Requereu por isso a actualização do valor fixado, passando nos anos de 2017, 2018, 2019, 2020 e 2021 para os montantes de €722,00, €745,00, €765,00, €800,00 e €830,00, respectivamente.
E por requerimento de 25/10/2022 o insolvente veio dizer, quanto ao valor da cessão, que, como é entendido por grande parte, senão a maioria, da jurisprudência, o valor de pensão de alimentos que seja da responsabilidade do Insolvente não entra para contas do valor de cessão, pelo que ao valor fixado de €650,00 acresce o montante daquela pensão (€150,00); e que, tendo a Sra.

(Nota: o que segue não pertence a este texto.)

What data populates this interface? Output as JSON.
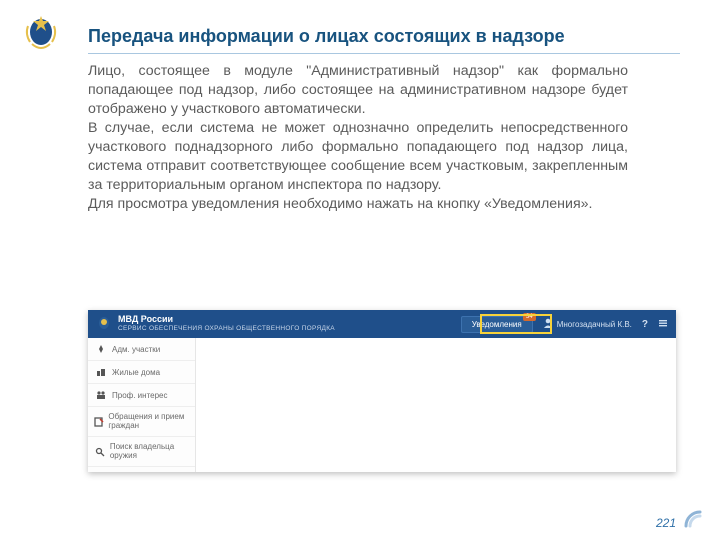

Juíza entendido em 2014 que o salário mínimo não garantia uma vida digna ao insolvente, fazendo acrescer ao mesmo o montante de €165,00, nos anos seguintes ter-se-á que fazer o mesmo raciocínio sob pena de perda de poder de compra por parte do insolvente, pelo que nos anos de 2017, 2018, 2019, 2020, 2021 e 2022, o valor fixado deve considerar-se actualizado para os valores de €746,50, €777,32, €804,12, €851,03, €891,24 e €944,85, respectivamente.
Assim, o insolvente requereu uma alteração/actualização do valor do rendimento fixado pelo despacho de 18/02/2014.
E podia fazê-lo, posto que a aludida decisão, à semelhança das decisões proferidas na jurisdição graciosa, goza de uma imutabilidade “diminuída”, podendo ser alterada, se circunstâncias supervenientes o impuserem, isto é, se se alterar a situação que ela visa regular.
Como se refere no Ac. RE de 20 de Dezembro de 2018, Maria da Graça Araújo (relatora), acessível em www.dgsi.pt:
“O regime está previsto, em geral, para as resoluções proferidas em processos de jurisdição voluntária (artigo 988º do Cód. Proc. Civ.), mas aplica-se, também, em certos processos de jurisdição contenciosa, como nas acções de alimentos a maiores (artigo 2012º
do Cód. Civ.)[Neste sentido, Ac. STJ de 27.5.10, in http://www.dgsi.pt Proc. nº 970/03.7TMLSB-D.S1]
O despacho inicial de exoneração do passivo restante (em que se determina o montante a excluir do rendimento disponível), cujo cumprimento se vai prolongar por cinco anos, apresenta-se como outro dos casos de jurisdição contenciosa em que as circunstâncias factuais em que assentou a decisão podem sofrer alterações.”
De resto, o próprio art. 239º, n.º 3, al. b) iii) do CIRE alude a uma alteração posterior.
E estando em causa a fixação de uma quantia que “seja razoavelmente necessária” para o “sustento minimamente digno do devedor e do seu agregado”, ou seja, para fazer face às suas necessidades, tal reconduz-nos ao conceito de alimentos, os quais são susceptíveis de alteração se as circunstâncias determinantes da sua fixação se modificarem, vigorando o novo montante desde a data da formulação do pedido de alteração (arts. 2003º, 2004º, 2006º e 2012º do C.C.).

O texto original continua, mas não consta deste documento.